FamilySearch, a service provided by The Church of Jesus Christ of Latter-day Saints, provides free to the public the largest collection of genealogy records in the world. There is a natural progression in working with the databases. The Research Wiki will provide guidance and important information on the locations being searched. The online search system can find individuals already in indexed records. It is then possible to browse through online images of records that have not yet been indexed. Finally, the researcher will work through microfilmed original documents, such as parish records.
Using FamilySearch Databases
Access the Research Wiki from the FamilySearch website main page by selecting "Learn" on the menu banner across the top of the page.
Enter into the search box the name of the locality that you want to investigate. The box will autofill once you begin typing. For example, type in "Cavalier," and "Cavalier County, North Dakota" automatically pops up in the search field. The search yields 9 articles including an overview of the county and genealogical resources, North Dakota church records and an article on Norwegian settlements in North Dakota.

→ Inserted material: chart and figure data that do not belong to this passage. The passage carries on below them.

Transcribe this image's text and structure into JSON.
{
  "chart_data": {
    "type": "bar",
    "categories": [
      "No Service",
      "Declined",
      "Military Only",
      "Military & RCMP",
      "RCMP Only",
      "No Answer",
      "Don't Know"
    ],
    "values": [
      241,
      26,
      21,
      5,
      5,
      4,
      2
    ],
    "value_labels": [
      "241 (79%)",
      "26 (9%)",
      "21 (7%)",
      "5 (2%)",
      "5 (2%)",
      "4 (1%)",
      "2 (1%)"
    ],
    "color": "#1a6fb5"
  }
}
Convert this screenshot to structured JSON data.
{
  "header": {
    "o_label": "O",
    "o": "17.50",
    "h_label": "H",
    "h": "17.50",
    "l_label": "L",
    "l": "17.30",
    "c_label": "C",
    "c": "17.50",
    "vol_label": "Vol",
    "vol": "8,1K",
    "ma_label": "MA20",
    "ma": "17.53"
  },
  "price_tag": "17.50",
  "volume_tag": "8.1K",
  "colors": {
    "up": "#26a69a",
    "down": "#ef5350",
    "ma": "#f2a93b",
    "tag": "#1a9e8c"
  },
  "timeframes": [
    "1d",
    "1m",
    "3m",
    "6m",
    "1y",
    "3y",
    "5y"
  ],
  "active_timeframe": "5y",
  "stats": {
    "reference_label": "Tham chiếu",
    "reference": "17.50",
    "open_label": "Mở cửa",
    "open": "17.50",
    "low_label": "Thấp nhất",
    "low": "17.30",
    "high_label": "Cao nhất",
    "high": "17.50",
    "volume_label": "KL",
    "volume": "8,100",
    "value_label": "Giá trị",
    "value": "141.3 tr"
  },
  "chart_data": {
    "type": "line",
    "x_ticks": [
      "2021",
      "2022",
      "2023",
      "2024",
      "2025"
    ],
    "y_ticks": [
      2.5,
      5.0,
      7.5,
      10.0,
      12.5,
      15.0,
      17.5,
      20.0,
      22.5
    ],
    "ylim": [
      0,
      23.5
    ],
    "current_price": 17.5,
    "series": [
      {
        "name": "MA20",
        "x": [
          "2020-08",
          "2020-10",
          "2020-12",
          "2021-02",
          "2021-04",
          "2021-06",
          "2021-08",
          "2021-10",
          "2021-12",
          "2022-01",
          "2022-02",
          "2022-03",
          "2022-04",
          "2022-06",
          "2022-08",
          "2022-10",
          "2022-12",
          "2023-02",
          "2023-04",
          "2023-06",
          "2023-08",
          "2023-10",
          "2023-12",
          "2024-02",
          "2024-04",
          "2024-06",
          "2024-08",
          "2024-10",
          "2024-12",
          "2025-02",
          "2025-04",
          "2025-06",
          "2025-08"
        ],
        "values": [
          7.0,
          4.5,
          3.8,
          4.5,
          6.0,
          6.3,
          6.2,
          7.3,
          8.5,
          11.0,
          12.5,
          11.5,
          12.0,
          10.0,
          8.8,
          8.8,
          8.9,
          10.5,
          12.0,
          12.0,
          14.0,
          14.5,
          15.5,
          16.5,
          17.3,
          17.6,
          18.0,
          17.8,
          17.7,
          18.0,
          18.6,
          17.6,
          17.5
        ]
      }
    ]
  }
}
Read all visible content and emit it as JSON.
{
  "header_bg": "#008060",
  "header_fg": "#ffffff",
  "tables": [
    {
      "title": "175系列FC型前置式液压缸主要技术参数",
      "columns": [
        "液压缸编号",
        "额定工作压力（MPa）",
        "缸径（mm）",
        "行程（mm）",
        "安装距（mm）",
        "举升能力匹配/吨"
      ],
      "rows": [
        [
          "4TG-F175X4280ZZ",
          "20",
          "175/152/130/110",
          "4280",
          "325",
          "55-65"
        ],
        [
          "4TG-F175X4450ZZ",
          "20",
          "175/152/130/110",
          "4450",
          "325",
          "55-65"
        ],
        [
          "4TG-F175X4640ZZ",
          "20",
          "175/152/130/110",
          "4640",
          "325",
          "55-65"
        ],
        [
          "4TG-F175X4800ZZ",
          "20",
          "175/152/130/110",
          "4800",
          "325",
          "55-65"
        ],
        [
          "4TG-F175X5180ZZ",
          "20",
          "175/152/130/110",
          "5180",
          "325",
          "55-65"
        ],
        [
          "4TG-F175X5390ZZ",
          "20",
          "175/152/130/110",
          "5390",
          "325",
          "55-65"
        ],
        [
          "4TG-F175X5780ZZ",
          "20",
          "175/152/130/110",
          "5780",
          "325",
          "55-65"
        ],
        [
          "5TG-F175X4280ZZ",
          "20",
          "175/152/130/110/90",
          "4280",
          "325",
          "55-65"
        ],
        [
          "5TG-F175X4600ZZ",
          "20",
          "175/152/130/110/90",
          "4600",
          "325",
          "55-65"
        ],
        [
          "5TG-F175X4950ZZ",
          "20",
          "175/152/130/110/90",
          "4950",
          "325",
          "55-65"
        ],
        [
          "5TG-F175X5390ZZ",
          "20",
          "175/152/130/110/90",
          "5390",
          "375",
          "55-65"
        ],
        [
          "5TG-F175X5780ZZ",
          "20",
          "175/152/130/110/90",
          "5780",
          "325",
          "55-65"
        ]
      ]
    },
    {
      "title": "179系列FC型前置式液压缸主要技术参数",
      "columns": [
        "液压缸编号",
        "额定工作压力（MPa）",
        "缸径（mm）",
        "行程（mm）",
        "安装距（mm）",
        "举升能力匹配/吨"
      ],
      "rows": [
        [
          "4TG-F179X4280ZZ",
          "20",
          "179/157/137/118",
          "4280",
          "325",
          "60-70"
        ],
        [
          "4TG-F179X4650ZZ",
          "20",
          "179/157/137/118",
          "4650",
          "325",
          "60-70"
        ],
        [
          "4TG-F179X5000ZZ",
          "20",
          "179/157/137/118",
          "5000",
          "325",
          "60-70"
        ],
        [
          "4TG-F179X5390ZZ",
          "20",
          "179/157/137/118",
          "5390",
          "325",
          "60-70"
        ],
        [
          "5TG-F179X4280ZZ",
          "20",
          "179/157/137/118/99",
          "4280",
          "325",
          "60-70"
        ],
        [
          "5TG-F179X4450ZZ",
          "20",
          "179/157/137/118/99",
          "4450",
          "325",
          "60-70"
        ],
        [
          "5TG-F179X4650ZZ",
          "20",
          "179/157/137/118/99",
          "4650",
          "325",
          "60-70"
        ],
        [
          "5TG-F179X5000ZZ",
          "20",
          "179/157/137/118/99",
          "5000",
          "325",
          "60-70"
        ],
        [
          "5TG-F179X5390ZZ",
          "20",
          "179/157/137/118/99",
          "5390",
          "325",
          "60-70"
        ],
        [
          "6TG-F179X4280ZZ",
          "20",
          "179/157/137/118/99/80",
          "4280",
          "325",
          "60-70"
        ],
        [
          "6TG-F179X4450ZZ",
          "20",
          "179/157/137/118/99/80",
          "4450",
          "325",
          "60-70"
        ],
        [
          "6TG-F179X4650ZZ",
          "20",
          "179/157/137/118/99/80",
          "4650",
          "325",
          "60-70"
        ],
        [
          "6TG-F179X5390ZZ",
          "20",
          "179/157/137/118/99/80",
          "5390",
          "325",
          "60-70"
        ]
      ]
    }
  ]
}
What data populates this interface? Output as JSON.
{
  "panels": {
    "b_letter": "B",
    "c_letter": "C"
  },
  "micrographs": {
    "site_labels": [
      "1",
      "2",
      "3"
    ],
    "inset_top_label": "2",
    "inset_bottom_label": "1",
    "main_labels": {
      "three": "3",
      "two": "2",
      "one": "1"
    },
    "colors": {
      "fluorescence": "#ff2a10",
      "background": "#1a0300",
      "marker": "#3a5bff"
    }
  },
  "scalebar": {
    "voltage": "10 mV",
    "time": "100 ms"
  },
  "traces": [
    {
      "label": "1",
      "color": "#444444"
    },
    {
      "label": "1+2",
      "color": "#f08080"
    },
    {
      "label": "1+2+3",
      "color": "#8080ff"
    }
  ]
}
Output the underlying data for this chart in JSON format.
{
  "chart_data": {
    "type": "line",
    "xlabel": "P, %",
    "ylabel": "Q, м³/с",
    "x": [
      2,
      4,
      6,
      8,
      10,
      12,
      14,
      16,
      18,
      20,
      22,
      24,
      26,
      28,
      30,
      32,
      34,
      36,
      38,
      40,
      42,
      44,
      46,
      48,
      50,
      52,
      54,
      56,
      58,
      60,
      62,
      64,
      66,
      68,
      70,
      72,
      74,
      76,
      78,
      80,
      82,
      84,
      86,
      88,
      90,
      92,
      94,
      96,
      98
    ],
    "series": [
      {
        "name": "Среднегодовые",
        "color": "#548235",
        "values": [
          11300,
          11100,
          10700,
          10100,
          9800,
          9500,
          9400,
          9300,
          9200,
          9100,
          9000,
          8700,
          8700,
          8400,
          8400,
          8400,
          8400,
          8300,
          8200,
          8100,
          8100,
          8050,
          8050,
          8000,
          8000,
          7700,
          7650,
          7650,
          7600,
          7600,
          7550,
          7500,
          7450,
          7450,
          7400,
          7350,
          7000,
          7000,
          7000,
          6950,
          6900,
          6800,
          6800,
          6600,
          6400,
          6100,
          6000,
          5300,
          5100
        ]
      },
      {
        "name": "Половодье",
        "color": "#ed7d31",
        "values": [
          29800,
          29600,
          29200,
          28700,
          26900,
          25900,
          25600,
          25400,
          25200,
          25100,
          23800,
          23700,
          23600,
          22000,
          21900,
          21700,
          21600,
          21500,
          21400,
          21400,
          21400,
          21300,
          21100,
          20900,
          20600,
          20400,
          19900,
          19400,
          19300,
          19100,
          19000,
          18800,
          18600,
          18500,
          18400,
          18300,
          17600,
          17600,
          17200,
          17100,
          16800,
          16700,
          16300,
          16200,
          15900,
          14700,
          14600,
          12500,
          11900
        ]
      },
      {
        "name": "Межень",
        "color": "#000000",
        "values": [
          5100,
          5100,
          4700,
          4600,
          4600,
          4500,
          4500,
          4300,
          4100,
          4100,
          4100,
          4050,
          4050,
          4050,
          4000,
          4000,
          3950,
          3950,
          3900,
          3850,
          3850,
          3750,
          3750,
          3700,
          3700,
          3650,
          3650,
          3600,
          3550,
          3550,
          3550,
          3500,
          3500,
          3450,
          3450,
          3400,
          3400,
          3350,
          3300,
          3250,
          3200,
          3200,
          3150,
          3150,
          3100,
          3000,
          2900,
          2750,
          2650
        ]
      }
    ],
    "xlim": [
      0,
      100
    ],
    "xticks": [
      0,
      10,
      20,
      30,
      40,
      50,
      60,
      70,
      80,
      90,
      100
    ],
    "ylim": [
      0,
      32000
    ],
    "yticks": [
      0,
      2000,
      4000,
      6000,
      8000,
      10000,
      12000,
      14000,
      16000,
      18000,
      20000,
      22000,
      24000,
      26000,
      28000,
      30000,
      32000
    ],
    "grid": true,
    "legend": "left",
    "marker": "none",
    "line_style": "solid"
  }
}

Type an individual's name into the search box on the FamilySearch home page, and click "Enter." This is the main tool to examine and investigate indexed records already in the database. Searches for people and places in English-speaking countries and countries in Europe yield the best results, but ongoing worldwide transcription projects add millions of new records every month.
Scan the results list from the search, and find the one that is most likely the person you are investigating. Record the information for your records. The "Advanced Search" option allows you to enter location and other family members to narrow your search.
Select the general area where your ancestors lived from the "Browse by Location" option at the bottom of the main page of the FamilySearch website. Narrow the options using the menus on the left until the current set of databases for the area is shown. Many of these will be digitized images of documents, collections or parish records that have not yet been indexed. If the number of records is listed beside the title, then it has been indexed. If the phrase "Browse Images" is there, it is possible that the document contains valuable information. The document will need to be scanned online, page by page, to find the relevant entry.
Select "Catalog" from the main page of the FamilySearch website. The default search is for place name, and entering a place name will return the current document, book and microfilm holdings of the library. If there is a microfilm available that has not yet been digitized, which at this time includes most of the microfilms in the library, it can be ordered by individuals.
Ordering and Reading Microfilm from FamilySearch
Click on the "FamilySearch Centers" option from the main page of the FamilySearch website. Enter your location to see where the closest FamilySearch Center is located -- there are more than 4,500 facilities around the world. If it is feasible to go to the Center, then it is possible to order microfilms of original documents and read them at the Center. Visit the Center to receive free training on ordering microfilm.
Write down the film numbers of the relevant films found from the catalog search process. Make sure to look at the "Film Notes" for an entry to ensure that the correct film numbers are selected. Many catalog entries refer to a number of films generally broken down by dates in order to fit on a film.
Go to the FamilySearch site for microfilm ordering. On the first visit, it will be necessary to create a membership identity and register if you have not already done so. Membership is free, but it does require an email address and a credit card.
Order the microfilms that you have selected. Type the number of each film into the order form. Films are mailed out to the nearest FamilySearch Center, and a charge to your credit card is made to cover mailing costs only -- there is no charge to use the FamilySearch Center equipment or computers. The microfilms are available for reading for three months, but your can extend if you need more time.
Read and research the film when it arrives at the Center. Working through original documents is essential to research family history earlier than the 1800s. Most government vital records started about 1820 to 1850.